I can't figure out why this is the case.
I know in some special case the integral is zero will imply the integrand is zero, but I can't find the exact theorem I need in the web.'
I am writting a more verbose answer here using the answer provided below.

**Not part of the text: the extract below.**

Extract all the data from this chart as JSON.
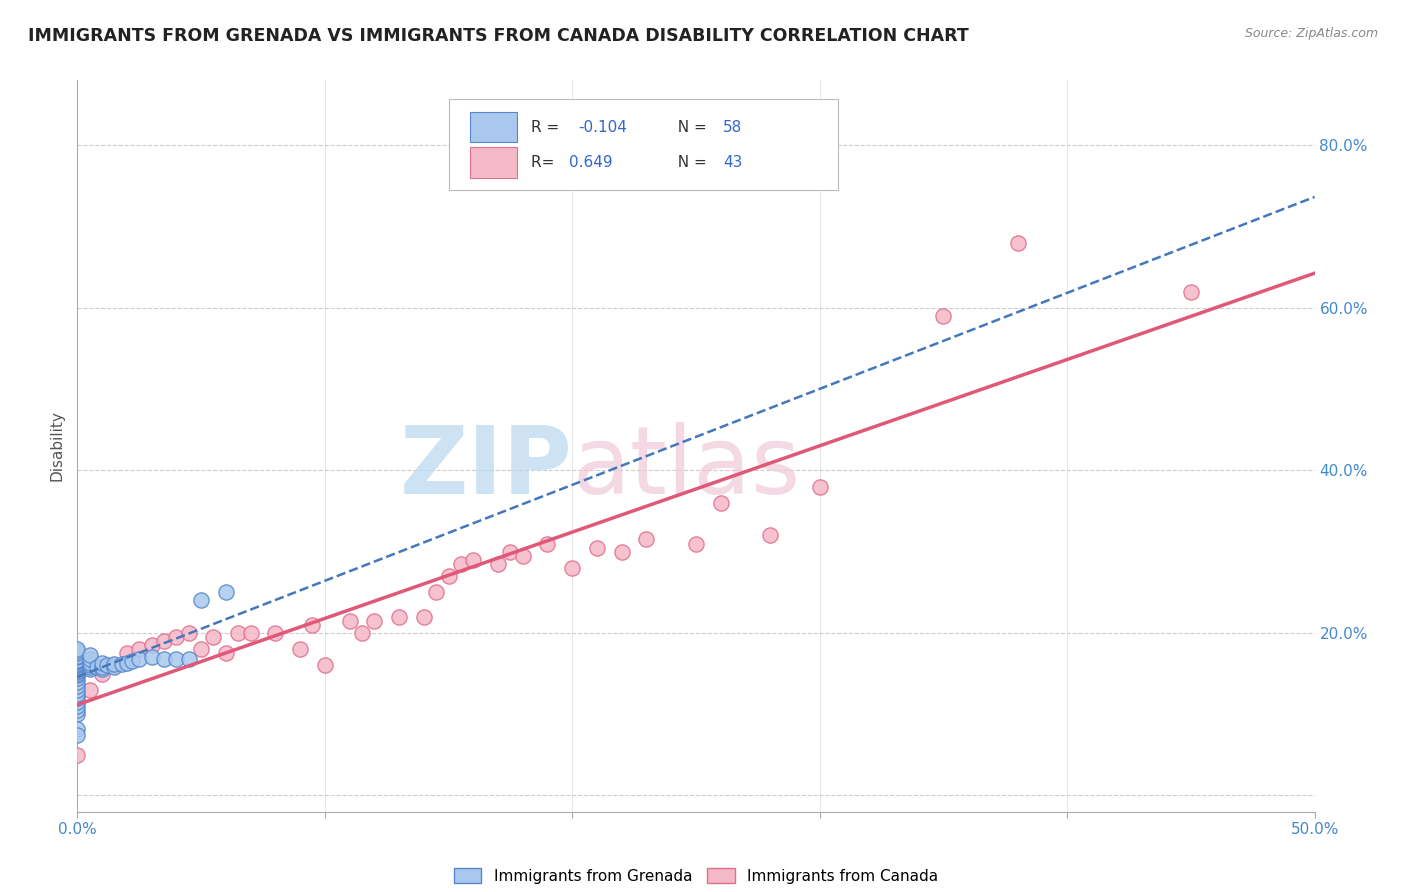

Suppose $\alpha(x_0)-c>0$ for some $x_0\in [a,b]$. By continuity of $(\alpha(x)-c)$ at $x_0$, there exists $\delta>0$ such that, $$\text{for }\epsilon= \frac{\alpha(x_0)-c}{2}, |x-x_0|<\epsilon \implies \alpha(x)-c>\frac{\alpha(x_0)-c}{2}>0\text{ for all }x\in (x_0-\delta, x_0+\delta).$$
Next, $$\int^b_a[\alpha(x)-c]^2dx=\int^{x_0-\delta}_a [\alpha (x)-c]+\int^{x_0+\delta}_{x_0-\delta} [\alpha (x)-c]+\int^{b}_{x_0+\delta} [\alpha (x)-c]\geq \int^{x_0+\delta}_{x_0-\delta} [\alpha (x)-c]$$
And $$ \int^{x_0+\delta}_{x_0-\delta} [\alpha (x)-c]^2dx\geq \int^{x_0+\delta}_{x_0-\delta} \Big[\frac{\alpha (x_0)-c}{2}\Big]^2dx=2\delta \Big[\frac{\alpha(x_0)-c}{2}\Big]^2>0.$$ This contradicts our hypothesis that $\int^b_a[\alpha (x)-c]^2dx=0$. Noted the first inequality above uses the monotonicity of riemann integral.
Suppose $\;\alpha(x_0)-c\neq 0\;$ for some $\;x_0\in [a,b]\implies\;$ by continuity of $\;\alpha(x)\;$ and thus of $\;\alpha(x)-c\;$ , there exists an interval $\;I_0:=(x_0-\epsilon,\,x_0+\epsilon)\subset[a,b]\;$ s.t. $\;\alpha(x)-c\neq0\;\;\forall\,x\in I_0\;$ , and thus
$$\int_a^b|\alpha(x)-c|\,dx\ge\int_{x_0-\epsilon}^{x_0+\epsilon}|\alpha(x)-c|\,dx>0\implies\text{ contradiction}$$
Fill in details, for example: how to (slightly) mend the above if $\;x_0=a\;\,or\,\;\,x_0=b\;$ and etc.